Retail (15%; 19%): grocers, mass merchants, and specialty retailers. Frozen potato products are either white labeled by the retailers’ brands, sold under the licensed brands of North American restaurants, or tagged with LW’s in-house brand labels, Grown in Idaho (mainstream) and Alexia (premium). Industry wide, about 10% of US frozen french fries are sold in supermarkets and other retail outlets.
In North America, where Lamb Weston derives nearly 70% of revenue and 80% of segment-level EBITDA, frozen potato processing is an oligopoly dominated by 3 key players with histories going back nearly a century. The leader, Lamb Weston, with 40% share, was founded by Frank G. Lamb in 1932 as fresh fruit packing and shipping company. Ten years later, the company expanded into vegetable packing with the acquisition of a defunct plant in Weston, Oregon, which was soon thereafter converted into a frozen pea processing facility. During the 1960s, under the leadership of Frank’s son, Gilbert, the enterprise pushed into potatoes, capitalizing on one of the Pacific Northwest’s abundant agricultural crops and the exploding popularity of fast food (McDonald’s added French Fries to its menu in 1949 and switched to frozen fries in 1966).
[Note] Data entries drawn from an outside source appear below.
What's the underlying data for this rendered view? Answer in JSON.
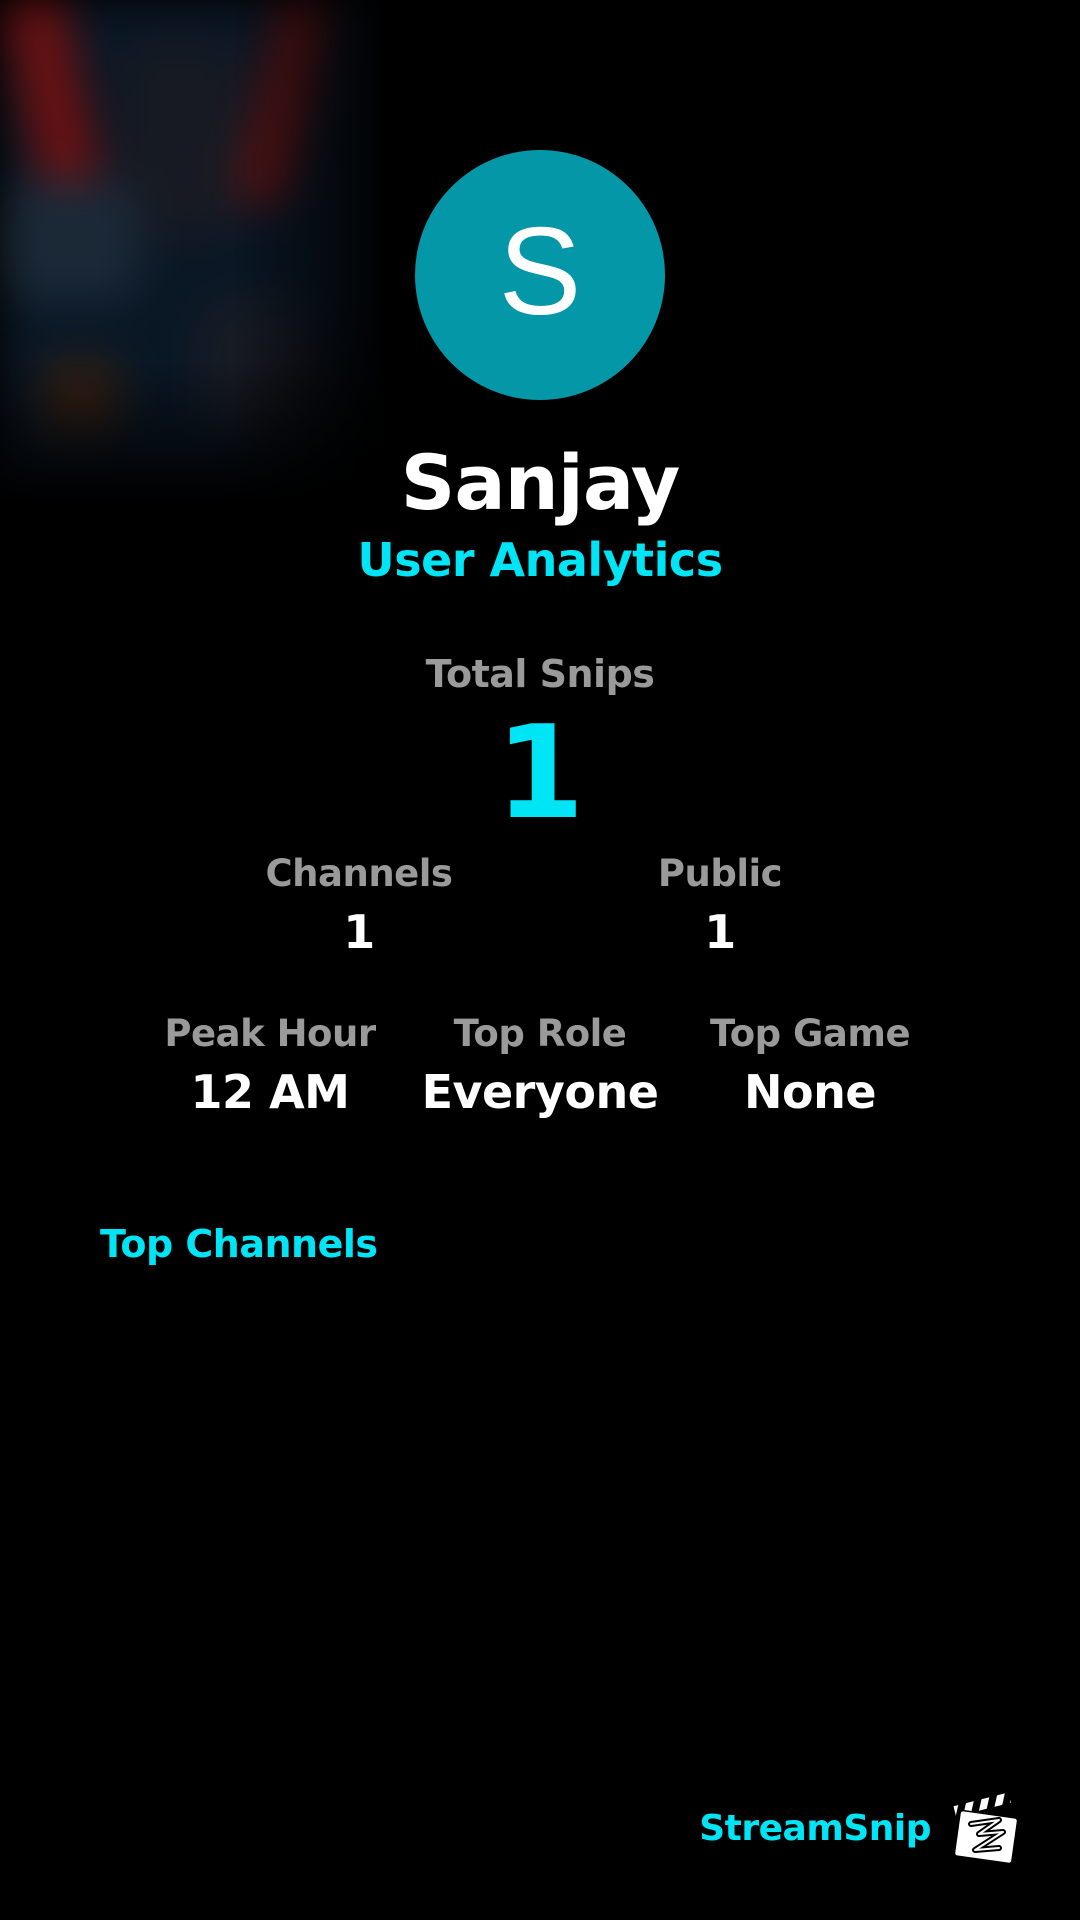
{
  "profile": {
    "avatar_initial": "S",
    "name": "Sanjay",
    "subtitle": "User Analytics"
  },
  "stats": {
    "total_snips_label": "Total Snips",
    "total_snips_value": "1",
    "channels_label": "Channels",
    "channels_value": "1",
    "public_label": "Public",
    "public_value": "1",
    "peak_hour_label": "Peak Hour",
    "peak_hour_value": "12 AM",
    "top_role_label": "Top Role",
    "top_role_value": "Everyone",
    "top_game_label": "Top Game",
    "top_game_value": "None"
  },
  "sections": {
    "top_channels_title": "Top Channels"
  },
  "brand": {
    "name": "StreamSnip",
    "logo_icon": "clapperboard-logo-icon"
  },
  "colors": {
    "accent": "#00e5f5",
    "avatar_bg": "#0397a8",
    "label": "#9a9a9a",
    "background": "#000000"
  }
}
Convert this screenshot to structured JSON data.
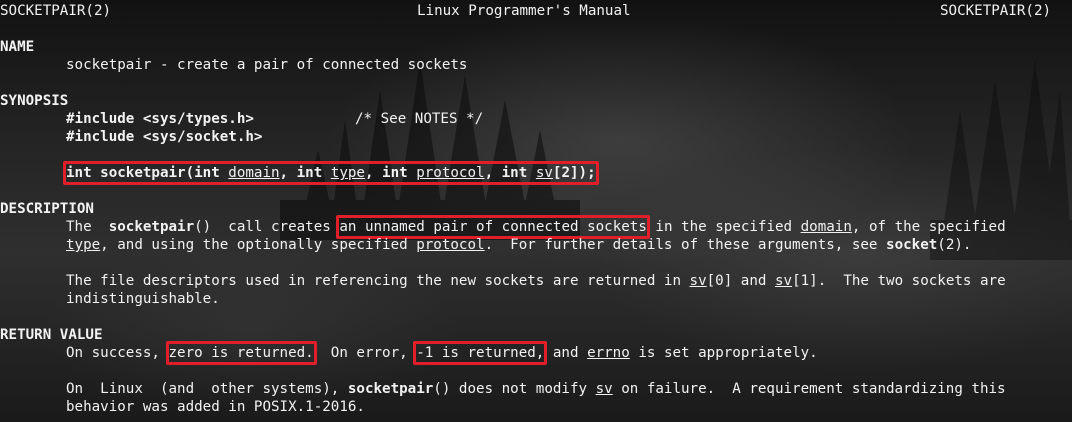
{
  "header": {
    "left": "SOCKETPAIR(2)",
    "center": "Linux Programmer's Manual",
    "right": "SOCKETPAIR(2)"
  },
  "name": {
    "heading": "NAME",
    "text": "socketpair - create a pair of connected sockets"
  },
  "synopsis": {
    "heading": "SYNOPSIS",
    "include1": "#include <sys/types.h>",
    "comment": "/* See NOTES */",
    "include2": "#include <sys/socket.h>",
    "proto": {
      "p1": "int socketpair(int ",
      "domain": "domain",
      "p2": ", int ",
      "type": "type",
      "p3": ", int ",
      "protocol": "protocol",
      "p4": ", int ",
      "sv": "sv",
      "p5": "[2]);"
    }
  },
  "description": {
    "heading": "DESCRIPTION",
    "l1a": "The  ",
    "l1b": "socketpair",
    "l1c": "()  call creates ",
    "l1d": "an unnamed pair of connected sockets",
    "l1e": " in the specified ",
    "l1f": "domain",
    "l1g": ", of the specified",
    "l2a": "type",
    "l2b": ", and using the optionally specified ",
    "l2c": "protocol",
    "l2d": ".  For further details of these arguments, see ",
    "l2e": "socket",
    "l2f": "(2).",
    "l3a": "The file descriptors used in referencing the new sockets are returned in ",
    "l3b": "sv",
    "l3c": "[0] and ",
    "l3d": "sv",
    "l3e": "[1].  The two sockets are",
    "l4": "indistinguishable."
  },
  "return_value": {
    "heading": "RETURN VALUE",
    "l1a": "On success, ",
    "l1b": "zero is returned.",
    "l1c": "  On error, ",
    "l1d": "-1 is returned,",
    "l1e": " and ",
    "l1f": "errno",
    "l1g": " is set appropriately.",
    "l2a": "On  Linux  (and  other systems), ",
    "l2b": "socketpair",
    "l2c": "() does not modify ",
    "l2d": "sv",
    "l2e": " on failure.  A requirement standardizing this",
    "l3": "behavior was added in POSIX.1-2016."
  },
  "colors": {
    "highlight_box": "#e01f2b",
    "text": "#f2f2f2",
    "background": "#1e1e1e"
  }
}
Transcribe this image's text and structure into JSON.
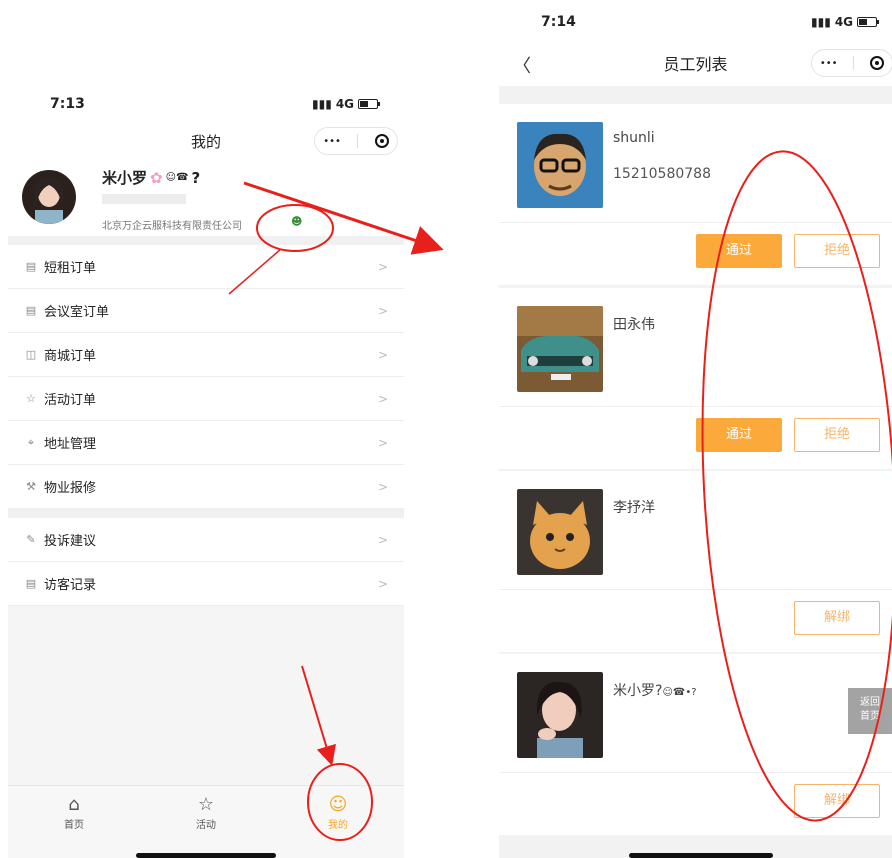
{
  "left": {
    "status": {
      "time": "7:13",
      "network": "4G"
    },
    "nav": {
      "title": "我的",
      "more": "•••"
    },
    "profile": {
      "name": "米小罗",
      "name_suffix": "?",
      "company": "北京万企云服科技有限责任公司"
    },
    "menu": [
      {
        "icon": "▤",
        "label": "短租订单"
      },
      {
        "icon": "▤",
        "label": "会议室订单"
      },
      {
        "icon": "◫",
        "label": "商城订单"
      },
      {
        "icon": "☆",
        "label": "活动订单"
      },
      {
        "icon": "⌖",
        "label": "地址管理"
      },
      {
        "icon": "⚒",
        "label": "物业报修"
      }
    ],
    "menu2": [
      {
        "icon": "✎",
        "label": "投诉建议"
      },
      {
        "icon": "▤",
        "label": "访客记录"
      }
    ],
    "chevron": ">",
    "tabs": [
      {
        "icon": "⌂",
        "label": "首页"
      },
      {
        "icon": "☆",
        "label": "活动"
      },
      {
        "icon": "☺",
        "label": "我的"
      }
    ]
  },
  "right": {
    "status": {
      "time": "7:14",
      "network": "4G"
    },
    "nav": {
      "back": "〈",
      "title": "员工列表",
      "more": "•••"
    },
    "employees": [
      {
        "name": "shunli",
        "phone": "15210580788",
        "actions": [
          "通过",
          "拒绝"
        ]
      },
      {
        "name": "田永伟",
        "phone": "",
        "actions": [
          "通过",
          "拒绝"
        ]
      },
      {
        "name": "李抒洋",
        "phone": "",
        "actions": [
          "解绑"
        ]
      },
      {
        "name": "米小罗?",
        "phone": "",
        "actions": [
          "解绑"
        ]
      }
    ],
    "float_home": [
      "返回",
      "首页"
    ]
  },
  "colors": {
    "accent": "#fba93a",
    "annotation": "#e8201c"
  }
}
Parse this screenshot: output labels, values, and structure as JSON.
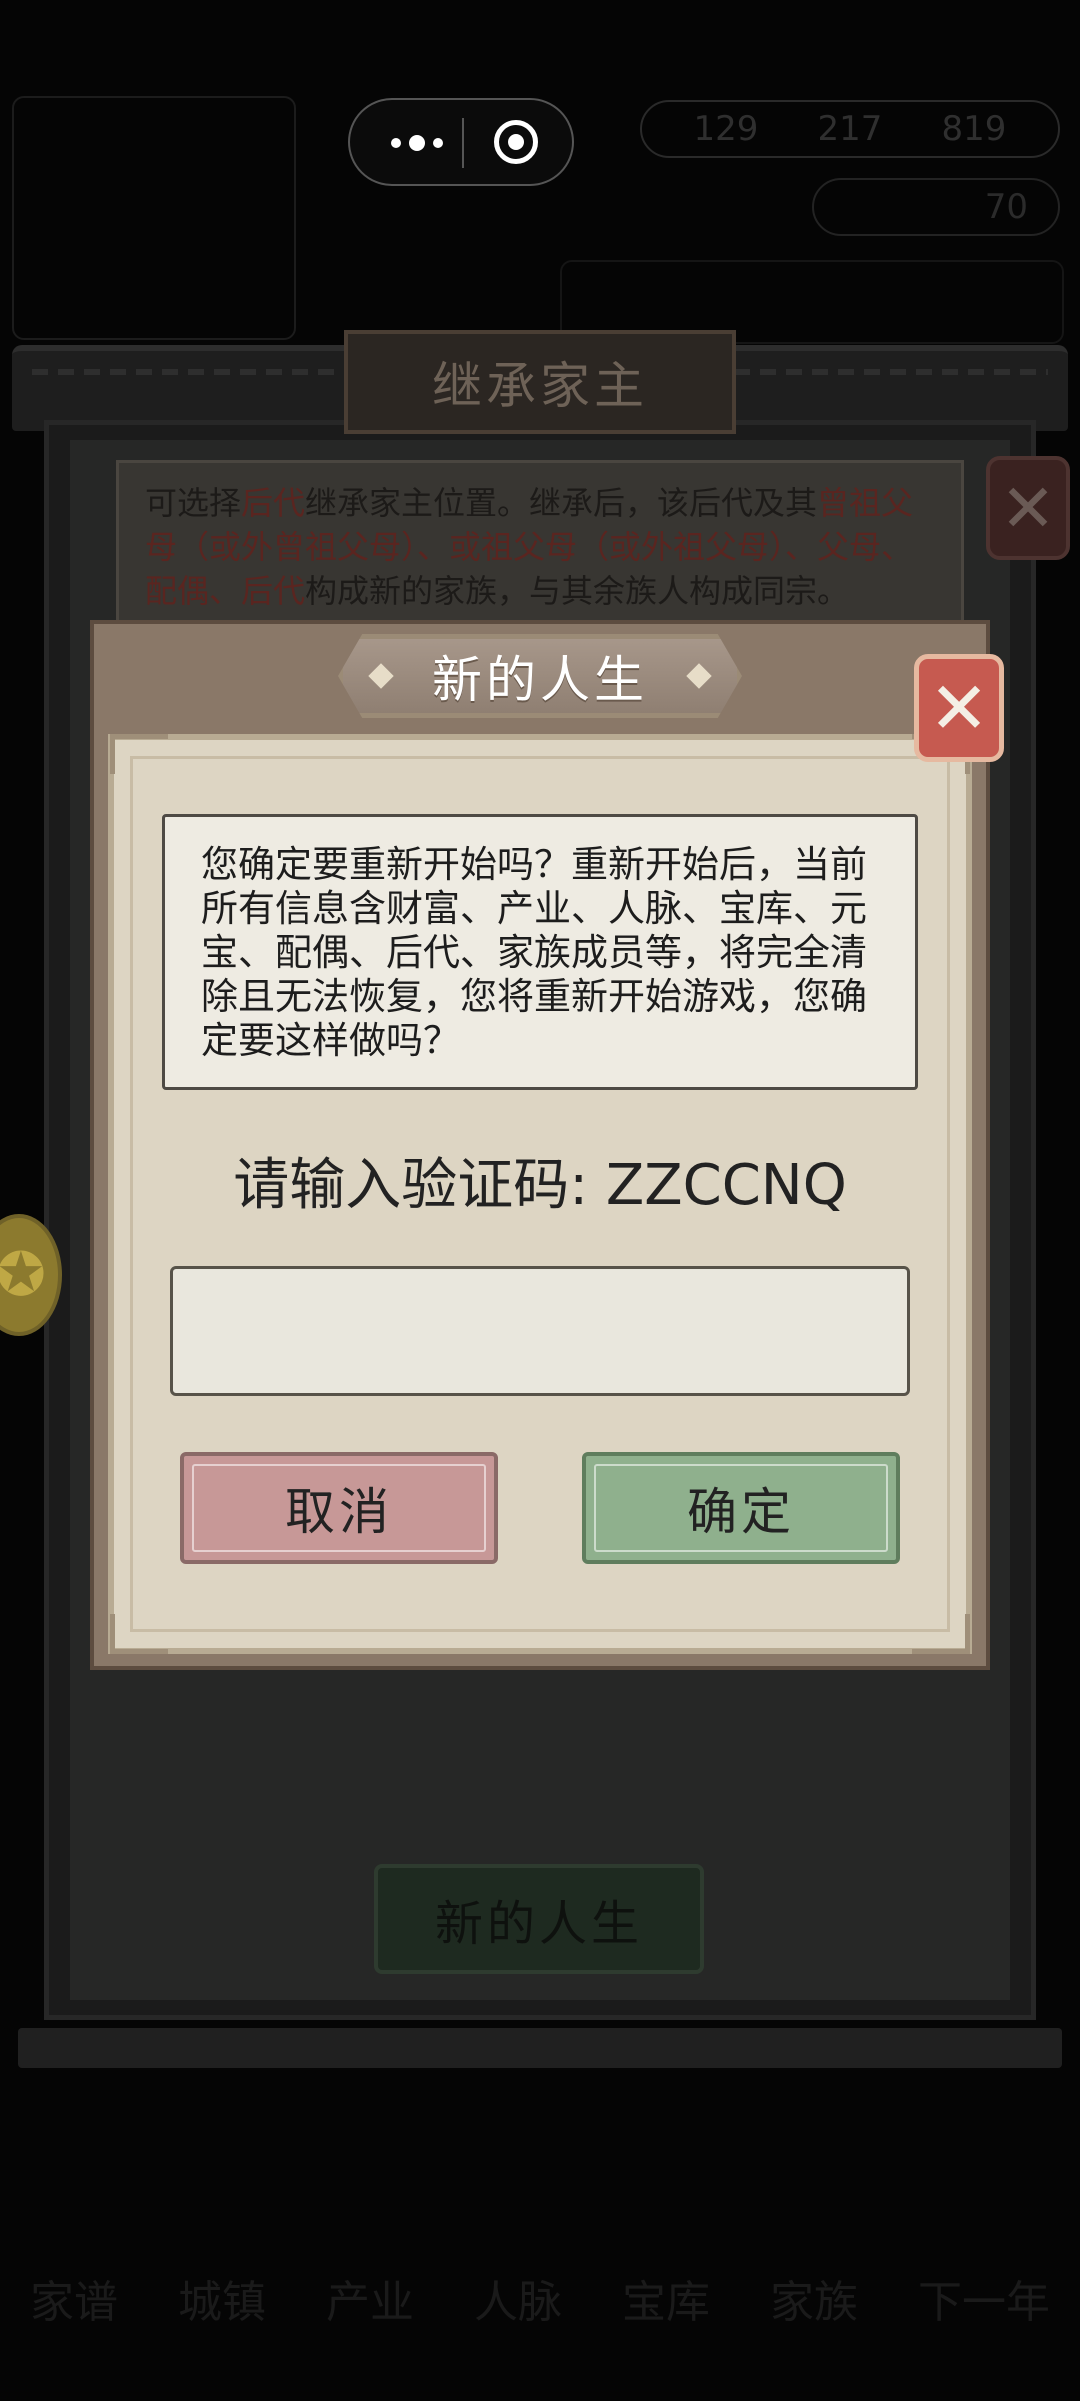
{
  "background": {
    "hud": {
      "values": [
        "129",
        "217",
        "819"
      ],
      "value2": "70"
    },
    "panel_title": "继承家主",
    "description_segments": [
      {
        "text": "可选择",
        "red": false
      },
      {
        "text": "后代",
        "red": true
      },
      {
        "text": "继承家主位置。继承后，该后代及其",
        "red": false
      },
      {
        "text": "曾祖父母（或外曾祖父母）、或祖父母（或外祖父母）、父母、配偶、后代",
        "red": true
      },
      {
        "text": "构成新的家族，与其余族人构成同宗。",
        "red": false
      }
    ],
    "new_life_button": "新的人生",
    "bottom_nav": [
      "家谱",
      "城镇",
      "产业",
      "人脉",
      "宝库",
      "家族",
      "下一年"
    ]
  },
  "dialog": {
    "title": "新的人生",
    "message": "您确定要重新开始吗？重新开始后，当前所有信息含财富、产业、人脉、宝库、元宝、配偶、后代、家族成员等，将完全清除且无法恢复，您将重新开始游戏，您确定要这样做吗？",
    "code_label": "请输入验证码: ZZCCNQ",
    "input_value": "",
    "input_placeholder": "",
    "cancel_label": "取消",
    "confirm_label": "确定"
  },
  "colors": {
    "accent_red": "#c65a50",
    "confirm_green": "#8fb08d",
    "cancel_pink": "#c79897",
    "dialog_bg": "#ddd5c3"
  }
}
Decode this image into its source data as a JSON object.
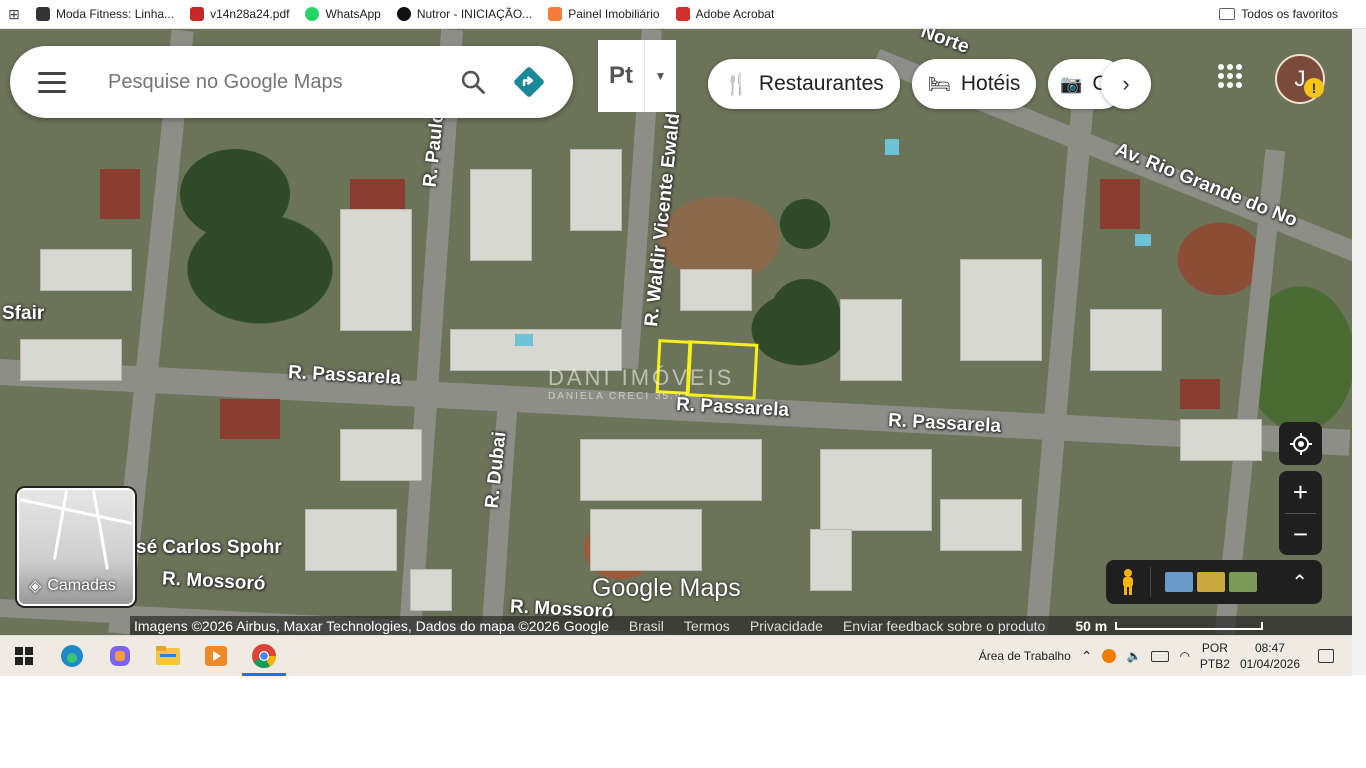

Throughout the ‘70s and ‘80s, Lamb Weston acquired and opened processing plants in Washington, Idaho, and Oregon, equipping them with “water guns”, a labor-saving invention patented by Gilbert that shot potatoes into knives at high speed. Most of the US potato crop used in frozen products is grown in the Columbia Basin and Idaho, where a temperate climate and plentiful water produce among the highest quality potatoes in the world. By all accounts, Lamb Weston has the leading presence in this region (for more details about Lamb Weston’s history, see Encyclopedia.com).